Resistance members attended a public meeting on the eve of the conference where Norm Dixon, Green Left Weekly journalist, talked about the anti-apartheid movement in South Africa, the role of the African National Congress and its tactics in the struggle, to a responsive audience of more than 200.

The conference heard greetings from the African National Congress Youth League and other activist organisations from Cuba, the Philippines and New Zealand.

One highlight of the conference was a panel which included young speakers from the Philippines, Indonesia, New Zealand, the East Timorese community and the Aboriginal community. Hobart Resistance

member, Jen Crothers, told the conference she was "incredibly inspired by the panel, who in their determination to overcome the oppression suffered in their own communities, communicate nothing more nor less than a love for humanity and a refusal to let human experience be crushed by an unjust economic system".

In Australia the struggle is against manufactured consent to poverty, environmental degradation, violence and discrimination based on race, gender and sexuality.
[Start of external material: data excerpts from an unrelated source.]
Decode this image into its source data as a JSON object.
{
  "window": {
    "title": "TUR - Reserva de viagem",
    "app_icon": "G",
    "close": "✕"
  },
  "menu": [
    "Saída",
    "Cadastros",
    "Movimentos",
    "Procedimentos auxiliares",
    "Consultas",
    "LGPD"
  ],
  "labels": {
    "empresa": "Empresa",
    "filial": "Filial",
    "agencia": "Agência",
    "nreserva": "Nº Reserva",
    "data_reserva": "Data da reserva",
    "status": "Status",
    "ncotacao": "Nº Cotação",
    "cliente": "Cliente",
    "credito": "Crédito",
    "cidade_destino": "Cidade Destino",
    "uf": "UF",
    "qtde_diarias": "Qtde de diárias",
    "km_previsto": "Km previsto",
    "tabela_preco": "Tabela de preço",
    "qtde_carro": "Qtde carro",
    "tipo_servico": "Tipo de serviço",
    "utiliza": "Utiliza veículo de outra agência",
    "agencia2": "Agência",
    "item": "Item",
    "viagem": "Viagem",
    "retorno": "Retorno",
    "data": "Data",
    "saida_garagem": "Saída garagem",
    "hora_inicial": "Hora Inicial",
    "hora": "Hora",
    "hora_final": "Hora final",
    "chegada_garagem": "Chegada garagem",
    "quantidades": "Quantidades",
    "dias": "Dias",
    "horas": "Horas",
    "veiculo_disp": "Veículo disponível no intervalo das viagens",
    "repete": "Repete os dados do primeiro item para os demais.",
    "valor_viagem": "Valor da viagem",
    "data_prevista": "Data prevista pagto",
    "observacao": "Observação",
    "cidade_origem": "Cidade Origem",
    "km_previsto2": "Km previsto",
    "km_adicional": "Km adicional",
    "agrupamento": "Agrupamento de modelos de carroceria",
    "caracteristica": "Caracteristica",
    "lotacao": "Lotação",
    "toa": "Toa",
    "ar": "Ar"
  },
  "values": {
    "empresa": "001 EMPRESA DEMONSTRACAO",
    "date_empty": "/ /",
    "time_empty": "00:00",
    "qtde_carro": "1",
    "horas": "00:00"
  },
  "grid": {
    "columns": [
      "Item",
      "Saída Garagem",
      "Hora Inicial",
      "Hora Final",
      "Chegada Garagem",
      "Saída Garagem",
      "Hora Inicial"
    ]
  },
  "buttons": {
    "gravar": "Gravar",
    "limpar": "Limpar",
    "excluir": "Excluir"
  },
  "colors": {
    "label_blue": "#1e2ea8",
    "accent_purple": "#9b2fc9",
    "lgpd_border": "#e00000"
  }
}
The information war of Resistance activists was presented satirically in the exuberant atmosphere of a Green Left rally. Young people from different areas talked about their experiences trying to inform, expose and discuss real political issues, where the mainstream media concentrates all its efforts and capital on trying to misinform people.

Australian economics and politics were discussed in a plenary session and workshops, focusing on the role of the Labor Party in eroding the living conditions of ordinary people and blocking progressive change and reform.

Resistance also set its perspectives for the next year, vowing to activate and agitate in the interests of young people.

Some of the most interesting workshops during the conference included "Marxism and the human personality", by Brisbane member Philippa Stanford and "Land rights and the Aboriginal struggle", by Tim Stewart from Newcastle and Aboriginal activist Devan Taylor, who later left to attend the World Indigenous People's Conference in Darwin. Devan took a banner from the Resistance conference to the Darwin conference to express solidarity amongst young people.

Social events during the conference were adventurous and inclusive. A dinner dance featuring Afro-Funk Melbourne band Fulani Groove had conference participants dancing and talking into the early hours.

The conference expressed the continuing fight for freedom and survival carried on by young people around

the globe, despite physical and ideological pressure to submit.

Organisations like Resistance have not succumbed to the cynicism of the '90s, nor the myth that capitalism is the highest stage of human development. The conference defined the course of Resistance during the next period: as radical as reality.